Connecting museum collections and contemporary medical technologies
Messy Realities: The Secret Life of Technology explored the work of the research project Studies in Co-Creative Assistive Living Solutions (SCALS). The SCALS team invited museum engagement staff and members of the public to co-design a display that would reflect on the team’s research into assistive living technologies and generate new insights to inform ongoing research. This process brought together an inter-disciplinary group of researchers, museum staff, designers from Rycotewood Furniture Centre and community members living with long-term health conditions to test connections between historic museum objects and contemporary medical technologies, particularly ‘assistive living technologies’. If we put unexpected objects together, could meaningful connections be made? Could we spark new ideas about what assistive living technologies are and find out new things about what they mean to the people who use them? Could we think about objects in the collections in new ways be viewing them alongside assistive living technologies from the SCALS research?
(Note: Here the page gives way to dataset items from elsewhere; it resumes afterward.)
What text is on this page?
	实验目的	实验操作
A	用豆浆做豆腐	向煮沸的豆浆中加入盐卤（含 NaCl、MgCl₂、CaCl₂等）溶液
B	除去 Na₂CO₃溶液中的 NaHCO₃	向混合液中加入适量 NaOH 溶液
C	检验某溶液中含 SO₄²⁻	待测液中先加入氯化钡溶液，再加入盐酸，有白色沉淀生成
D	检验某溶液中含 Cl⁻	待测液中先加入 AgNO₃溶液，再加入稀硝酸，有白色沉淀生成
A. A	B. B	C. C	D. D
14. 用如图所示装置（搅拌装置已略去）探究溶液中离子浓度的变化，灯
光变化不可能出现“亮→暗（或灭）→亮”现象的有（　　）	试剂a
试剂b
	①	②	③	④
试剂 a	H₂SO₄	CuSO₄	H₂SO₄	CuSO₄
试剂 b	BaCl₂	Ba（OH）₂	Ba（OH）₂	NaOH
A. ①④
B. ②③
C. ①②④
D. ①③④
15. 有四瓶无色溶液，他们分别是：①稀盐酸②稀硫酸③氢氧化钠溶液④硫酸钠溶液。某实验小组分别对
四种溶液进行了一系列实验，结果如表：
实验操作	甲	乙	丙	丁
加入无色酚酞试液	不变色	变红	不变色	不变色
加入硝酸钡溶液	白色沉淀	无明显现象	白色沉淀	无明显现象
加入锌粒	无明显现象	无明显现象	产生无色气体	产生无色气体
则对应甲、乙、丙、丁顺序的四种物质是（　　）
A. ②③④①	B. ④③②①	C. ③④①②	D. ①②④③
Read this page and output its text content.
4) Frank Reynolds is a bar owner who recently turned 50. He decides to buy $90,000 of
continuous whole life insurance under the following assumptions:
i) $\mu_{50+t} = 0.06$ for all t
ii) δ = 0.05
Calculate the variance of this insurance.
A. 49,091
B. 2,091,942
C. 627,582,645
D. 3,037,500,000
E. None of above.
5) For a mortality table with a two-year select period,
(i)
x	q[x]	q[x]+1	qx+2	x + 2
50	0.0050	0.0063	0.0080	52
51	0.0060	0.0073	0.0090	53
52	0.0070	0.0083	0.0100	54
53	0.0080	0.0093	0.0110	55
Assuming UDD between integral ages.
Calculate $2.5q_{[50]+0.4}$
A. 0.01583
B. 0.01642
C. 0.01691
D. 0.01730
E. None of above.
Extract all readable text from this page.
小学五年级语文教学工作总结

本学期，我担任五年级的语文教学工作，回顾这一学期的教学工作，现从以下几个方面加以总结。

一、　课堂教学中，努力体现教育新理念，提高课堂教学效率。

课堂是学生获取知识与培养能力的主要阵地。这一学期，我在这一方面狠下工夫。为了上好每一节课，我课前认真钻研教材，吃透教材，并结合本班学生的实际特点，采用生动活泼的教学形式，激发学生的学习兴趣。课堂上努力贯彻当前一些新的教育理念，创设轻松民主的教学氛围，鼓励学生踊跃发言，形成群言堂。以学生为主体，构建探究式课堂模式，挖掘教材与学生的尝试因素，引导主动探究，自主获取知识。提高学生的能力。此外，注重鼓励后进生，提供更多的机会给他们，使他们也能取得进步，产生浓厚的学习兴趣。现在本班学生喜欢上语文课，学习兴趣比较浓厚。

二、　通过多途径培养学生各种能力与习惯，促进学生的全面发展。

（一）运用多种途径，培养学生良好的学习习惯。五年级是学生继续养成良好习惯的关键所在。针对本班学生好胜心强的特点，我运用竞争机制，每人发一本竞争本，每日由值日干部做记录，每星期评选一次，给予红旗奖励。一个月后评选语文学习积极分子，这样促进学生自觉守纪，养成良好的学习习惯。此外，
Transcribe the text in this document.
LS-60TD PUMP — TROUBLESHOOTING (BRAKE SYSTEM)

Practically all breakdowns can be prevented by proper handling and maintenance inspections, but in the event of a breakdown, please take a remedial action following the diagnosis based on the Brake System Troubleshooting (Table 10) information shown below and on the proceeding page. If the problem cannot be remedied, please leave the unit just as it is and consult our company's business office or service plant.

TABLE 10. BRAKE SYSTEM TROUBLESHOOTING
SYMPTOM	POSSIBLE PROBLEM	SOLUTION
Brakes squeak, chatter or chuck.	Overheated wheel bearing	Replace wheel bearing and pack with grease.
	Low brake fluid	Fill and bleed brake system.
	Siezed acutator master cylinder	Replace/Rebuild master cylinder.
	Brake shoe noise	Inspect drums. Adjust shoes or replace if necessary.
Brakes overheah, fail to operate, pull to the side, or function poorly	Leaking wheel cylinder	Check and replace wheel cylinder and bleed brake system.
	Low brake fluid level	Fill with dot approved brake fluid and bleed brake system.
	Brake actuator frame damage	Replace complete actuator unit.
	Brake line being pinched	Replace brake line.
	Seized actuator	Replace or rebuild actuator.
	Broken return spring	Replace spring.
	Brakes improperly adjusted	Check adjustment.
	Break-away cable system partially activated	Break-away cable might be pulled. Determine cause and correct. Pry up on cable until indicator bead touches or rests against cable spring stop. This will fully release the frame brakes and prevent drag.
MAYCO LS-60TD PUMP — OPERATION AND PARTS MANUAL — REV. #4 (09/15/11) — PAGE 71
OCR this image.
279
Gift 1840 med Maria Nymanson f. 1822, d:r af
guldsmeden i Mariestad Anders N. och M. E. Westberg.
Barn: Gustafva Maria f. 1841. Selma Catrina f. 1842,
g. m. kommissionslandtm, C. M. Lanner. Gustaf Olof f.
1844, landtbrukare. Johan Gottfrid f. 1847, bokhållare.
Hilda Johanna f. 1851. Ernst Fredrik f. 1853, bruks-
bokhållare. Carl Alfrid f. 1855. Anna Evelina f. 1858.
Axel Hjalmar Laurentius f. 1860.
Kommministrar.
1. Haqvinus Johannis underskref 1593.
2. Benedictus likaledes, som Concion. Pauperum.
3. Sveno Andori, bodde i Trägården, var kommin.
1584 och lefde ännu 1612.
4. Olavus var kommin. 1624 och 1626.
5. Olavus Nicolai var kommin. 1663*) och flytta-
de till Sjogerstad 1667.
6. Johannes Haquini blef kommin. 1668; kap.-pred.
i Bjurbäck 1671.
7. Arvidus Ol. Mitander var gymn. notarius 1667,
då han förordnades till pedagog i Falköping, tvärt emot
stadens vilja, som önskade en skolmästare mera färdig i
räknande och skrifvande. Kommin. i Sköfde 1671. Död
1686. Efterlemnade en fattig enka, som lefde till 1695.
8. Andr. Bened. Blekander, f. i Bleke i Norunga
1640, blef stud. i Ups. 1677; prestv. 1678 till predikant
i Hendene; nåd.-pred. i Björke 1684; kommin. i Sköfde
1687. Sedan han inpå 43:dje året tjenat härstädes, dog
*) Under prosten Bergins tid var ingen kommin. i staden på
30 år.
A museum of comparative technology meets assistive living technology
Often described as a 'museum of comparative technology', the Pitt Rivers collections can be understood as worldwide examples of technologies created to cope with the dilemmas of life. For example, it demonstrates ways to stay connected with loved ones, ways to worship and ways to care for family. To develop the Messy Realities display, we thought about objects in the collections as technologies that assist people to live their lives, just like the assistive living technologies from the SCALS research that we considered alongside them.